Debt is easier to sustainDue to the high fraction of it that returns zero or negative, some 17 trillion dollars in gross terms, it is very high. And that tells us that there is a limit to what central banks can do.
They have been extraordinarily aggressive and effective in preventing a collapse of the financial markets thanks to their arsenal of monetary policy, but we are reaching a point where we can no longer expect them to go any further simply by looking at the interest paid on debt around the world.
It is the end of a chapter. And, in addition, it must be borne in mind that the way in which monetary policy has been deployed has exacerbated inequality: those who had access to financial wealth have gained while the wages of the rest fell.
You say that the capacity for action of monetary policy is reaching its limit. But how much longer can markets continue to numb?

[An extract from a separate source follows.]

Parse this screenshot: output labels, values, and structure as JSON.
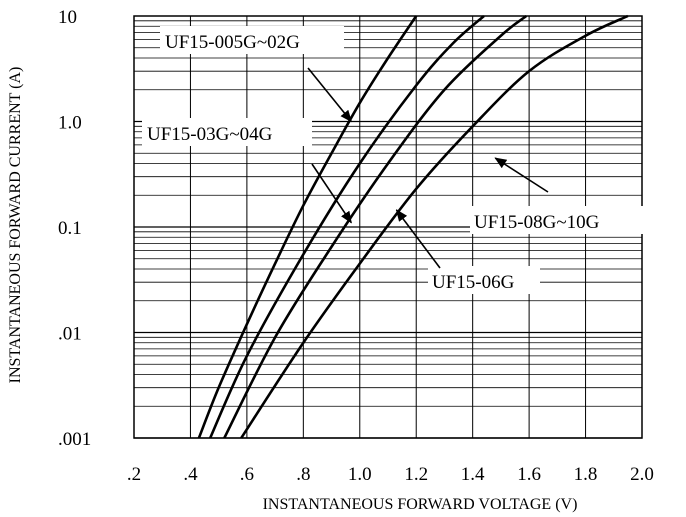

Already in the summer of 2019, when neither we nor anyone else was thinking about a pandemic, we warned that, in the event of a new crisis, monetary policy would not be enough and would have to go hand in hand with fiscal policy.
And this is exactly what has happened: the boundaries between the monetary and the fiscal have disappeared. But again, in view of the interest that debt pays around the world, we have reached the limit.
Now what we have to do is transform our economies with investment in infrastructure and structural reforms to face the great challenges of the future, which are inequality and climate change.
There is also the issue of public debt, which will emerge from this pandemic at record highs . How worried should we be?
Not much in the short term. With rates at zero in many countries, it comes at virtually no cost. The long term is something else: in the financial crisis the OECD countries entered with 70% or 75% of public debt and now they are around 120%.
We need to be aware of how we use them, just like European recovery funds: in both cases they should reinforce potential long-term growth. It is not just about stopping the blow in the short term, but about raising the potential of our economies and transforming them so that they are sustainable.